Mais il y a des raisons de croire que la mesure peut contribuer à casser la vague, affirme le CIUSSS. Si on ne peut démontrer hors de tout doute l’efficacité du seul couvre-feu, les résultats en France tendent toutefois à accréditer son impact, poursuit M. Boivin.


Sur le couvre-feu français, le président de l'Association des médecins microbiologistes-infectiologues du Québec émettait par contre des réserves sur ses résultats il y a deux semaines. Le couvre-feu, là où il a été essayé dans d'autres pays, la France en l'occurrence, n’a pas fonctionné. Parce que les gens se précipitaient pour aller faire leurs emplettes avant 20 h, avait déclaré Karl Weiss sur les ondes de Radio-Canada.


Effet dissuasif


Le ministère de la Santé et des Services sociaux évite lui aussi de s'avancer sur l'impact véritable du couvre-feu sur le nombre de cas dans la province. On y voit surtout un effet dissuasif auprès de la population de sortir après 20 h.

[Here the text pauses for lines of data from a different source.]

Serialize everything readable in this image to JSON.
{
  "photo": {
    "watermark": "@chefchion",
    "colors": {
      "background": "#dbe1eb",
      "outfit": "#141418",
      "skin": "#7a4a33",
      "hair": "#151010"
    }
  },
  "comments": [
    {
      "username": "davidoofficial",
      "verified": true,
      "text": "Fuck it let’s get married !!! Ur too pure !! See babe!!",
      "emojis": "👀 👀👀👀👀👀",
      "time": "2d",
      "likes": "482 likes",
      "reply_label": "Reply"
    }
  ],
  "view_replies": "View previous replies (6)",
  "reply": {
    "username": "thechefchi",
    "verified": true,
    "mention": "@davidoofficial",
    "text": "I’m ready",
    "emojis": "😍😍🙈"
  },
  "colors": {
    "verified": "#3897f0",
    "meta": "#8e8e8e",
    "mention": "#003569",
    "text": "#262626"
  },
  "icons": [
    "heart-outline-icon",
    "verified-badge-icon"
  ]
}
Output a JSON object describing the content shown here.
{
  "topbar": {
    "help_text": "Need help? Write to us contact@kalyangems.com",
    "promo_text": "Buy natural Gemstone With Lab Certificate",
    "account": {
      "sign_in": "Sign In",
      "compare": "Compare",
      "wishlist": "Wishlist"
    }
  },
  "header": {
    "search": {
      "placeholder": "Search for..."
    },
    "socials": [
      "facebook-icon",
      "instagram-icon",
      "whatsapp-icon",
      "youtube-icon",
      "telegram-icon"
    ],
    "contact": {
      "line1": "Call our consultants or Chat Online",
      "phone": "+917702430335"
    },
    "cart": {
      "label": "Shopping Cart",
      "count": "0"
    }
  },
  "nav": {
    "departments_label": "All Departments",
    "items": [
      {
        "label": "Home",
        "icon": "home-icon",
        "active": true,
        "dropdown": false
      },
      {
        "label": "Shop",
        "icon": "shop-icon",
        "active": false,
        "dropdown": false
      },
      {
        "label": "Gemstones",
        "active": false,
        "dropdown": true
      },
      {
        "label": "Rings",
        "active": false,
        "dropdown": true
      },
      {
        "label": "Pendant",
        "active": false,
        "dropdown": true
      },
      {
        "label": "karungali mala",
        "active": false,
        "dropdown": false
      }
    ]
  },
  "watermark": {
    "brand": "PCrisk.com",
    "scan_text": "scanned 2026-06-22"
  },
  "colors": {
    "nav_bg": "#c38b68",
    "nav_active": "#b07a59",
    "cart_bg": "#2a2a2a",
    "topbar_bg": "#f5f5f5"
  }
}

Des études d’observation révèlent que cette mesure empêche les rassemblements, dit-on, mais aucune implication directe du couvre-feu sur le nombre de cas n'a été rapportée à la suite de nos demandes de renseignements. Cela dit, lorsqu’elles sont bien appliquées, toutes les mesures sanitaires contribuent directement à la diminution des cas, prend-on soin de préciser.


Des lits d'hôpitaux alignés dans un corridor.

La baisse des cas, des décès et des hospitalisations est davantage le fruit d'un ensemble de mesures que du seul couvre-feu.


Photo : getty images/istockphoto / beerkoff




L'Institut national de santé publique du Québec (INSPQ) n'a pas répondu à notre demande d'informations au cours de la fin de semaine. L'organisation diffuse toutefois ses projections liées aux mesures sanitaires en vigueur au Québec jusqu'au 8 février, y compris le couvre-feu.


La mesure du couvre-feu n'y est pas isolée et, dans chacune des analyses et projections, l'INSPQ parle des mesures sanitaires en général. Le respect des mesures gouvernementales additionnelles mises en vigueur du 8 janvier au 8 février ferait fléchir les courbes des cas, prévoit-on, surtout si l'adhésion est forte dans la population.


On s'attend aussi à ce que les hospitalisations et les décès baissent à l’échelle du Québec dans les prochains jours, toujours si la population suit massivement l'ensemble des mesures imposées.